If appealing to the ‘grey’ vote was Sunak’s Plan A, it makes his decision to leave the D-Day 80th anniversary commemoration all the more incomprehensible. While other European leaders lined up to pay homage to the last survivors of the Normandy landing, the Tory leader played truant. To understand how offensive this was to his party’s core demographic, imagine if an Irish Taoiseach left a 1916 commemoration early to play cricket on the grave of Padraig Pearse.

For all his faults, at least Boris Johnson could read a room. He would never have messed up such a ripe opportunity for jingoistic show-boating so close to a general election. Johnson would have arrived at the D-Day event in a Union Jack hot-air balloon, kissed the veterans wetly on their calloused mouths, and then fired a rock launcher vaguely in the direction of Berlin.

Out of touch

The general feeling here is that Sunak cannot appeal to ordinary people because he fundamentally misunderstands them and what they are going through. His claim to have gone without Sky TV as a child in an ITV interview was especially artless — this is a country where three in ten children live in poverty, after all. The richest UK premier ever elected, his personal fortune grew by £2.2 million last year alone.

Like a foppish Gallic monarch, it’s possible that Sunak is so out of touch that he can’t understand why people are so angry at him. He’s publicly stated that he still expects to be Prime Minister tomorrow. John Major said the same thing in 1997, but we now know his wife had been quietly moving their possessions out of Number 10 in the days and weeks prior to her husband’s electoral wipe-out.

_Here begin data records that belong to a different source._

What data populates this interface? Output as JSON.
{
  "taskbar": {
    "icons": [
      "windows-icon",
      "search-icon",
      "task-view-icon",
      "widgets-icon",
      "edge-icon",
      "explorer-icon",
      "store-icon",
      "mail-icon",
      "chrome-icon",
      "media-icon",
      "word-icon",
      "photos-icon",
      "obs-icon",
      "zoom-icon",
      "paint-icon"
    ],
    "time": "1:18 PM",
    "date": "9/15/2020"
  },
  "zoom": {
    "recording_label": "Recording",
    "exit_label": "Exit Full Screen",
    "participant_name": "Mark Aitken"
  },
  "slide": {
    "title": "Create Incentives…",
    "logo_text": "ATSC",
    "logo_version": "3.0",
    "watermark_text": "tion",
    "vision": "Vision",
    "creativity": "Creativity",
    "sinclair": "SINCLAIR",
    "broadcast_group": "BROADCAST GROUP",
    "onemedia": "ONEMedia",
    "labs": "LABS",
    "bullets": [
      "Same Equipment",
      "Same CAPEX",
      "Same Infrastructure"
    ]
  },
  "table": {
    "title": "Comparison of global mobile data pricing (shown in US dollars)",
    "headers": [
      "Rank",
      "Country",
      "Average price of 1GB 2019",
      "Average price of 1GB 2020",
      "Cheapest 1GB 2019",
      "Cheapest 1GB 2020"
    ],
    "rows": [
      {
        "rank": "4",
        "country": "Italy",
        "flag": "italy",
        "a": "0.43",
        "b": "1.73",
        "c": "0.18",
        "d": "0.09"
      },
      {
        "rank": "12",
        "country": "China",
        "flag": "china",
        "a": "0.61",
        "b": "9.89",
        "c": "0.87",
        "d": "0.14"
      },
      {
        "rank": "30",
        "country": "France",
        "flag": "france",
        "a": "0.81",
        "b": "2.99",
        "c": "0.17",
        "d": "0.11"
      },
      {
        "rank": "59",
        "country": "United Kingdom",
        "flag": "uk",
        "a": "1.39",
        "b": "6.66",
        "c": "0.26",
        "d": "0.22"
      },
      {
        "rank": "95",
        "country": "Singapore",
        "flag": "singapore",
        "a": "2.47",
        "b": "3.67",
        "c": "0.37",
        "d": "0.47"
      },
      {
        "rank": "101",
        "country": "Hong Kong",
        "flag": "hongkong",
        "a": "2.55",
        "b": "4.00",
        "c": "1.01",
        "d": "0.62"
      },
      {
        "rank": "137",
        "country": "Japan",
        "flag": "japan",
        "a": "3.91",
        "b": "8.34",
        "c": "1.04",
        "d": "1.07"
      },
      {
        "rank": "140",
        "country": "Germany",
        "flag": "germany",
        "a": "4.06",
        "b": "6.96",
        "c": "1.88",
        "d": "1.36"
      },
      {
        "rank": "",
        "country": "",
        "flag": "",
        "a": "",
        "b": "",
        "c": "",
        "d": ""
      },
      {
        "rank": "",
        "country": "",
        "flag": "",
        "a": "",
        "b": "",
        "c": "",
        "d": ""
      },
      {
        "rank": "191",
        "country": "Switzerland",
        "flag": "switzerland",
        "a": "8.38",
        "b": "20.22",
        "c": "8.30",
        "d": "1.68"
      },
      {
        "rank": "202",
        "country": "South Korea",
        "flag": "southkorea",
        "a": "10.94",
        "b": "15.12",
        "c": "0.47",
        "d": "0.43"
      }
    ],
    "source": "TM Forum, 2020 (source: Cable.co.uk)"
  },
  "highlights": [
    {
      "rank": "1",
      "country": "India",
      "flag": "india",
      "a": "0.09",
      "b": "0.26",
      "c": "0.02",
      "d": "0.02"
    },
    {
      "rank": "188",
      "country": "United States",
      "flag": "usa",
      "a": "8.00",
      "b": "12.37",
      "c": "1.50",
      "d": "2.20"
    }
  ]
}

The question this morning is not whether the Tories will lose, but how badly they will lose. There is speculation now that they could come third to the Liberal Democrats. The Liberal Party know what this feels like – they won their last majority in 1906 before eventually being pushed out by the insurgent Labour Party against a backdrop of in-fighting, worker strikes and world war. Sound familiar?

This morning will be my second time voting in a British general election. In the five years since the Tories eviscerated Jeremy Corbyn, I’ve seen friends lose their jobs, emigrate due to Brexit, languish on NHS waiting lists, and even get evicted from their homes by unscrupulous landlords. There is a sense, more than ever, that politics really matters.

It remains to be seen what Starmer does with the weight of this expectation. The problems facing the new government are enormous and his critics on the right question his appetite for radical change. Almost intentionally boring, his looming landslide will be met by a sigh of relief rather than a chorus of cheers. Even if all he has to offer is competency and fairness, then his premiership will feel like a warm shower after 14 years of walking in the rain.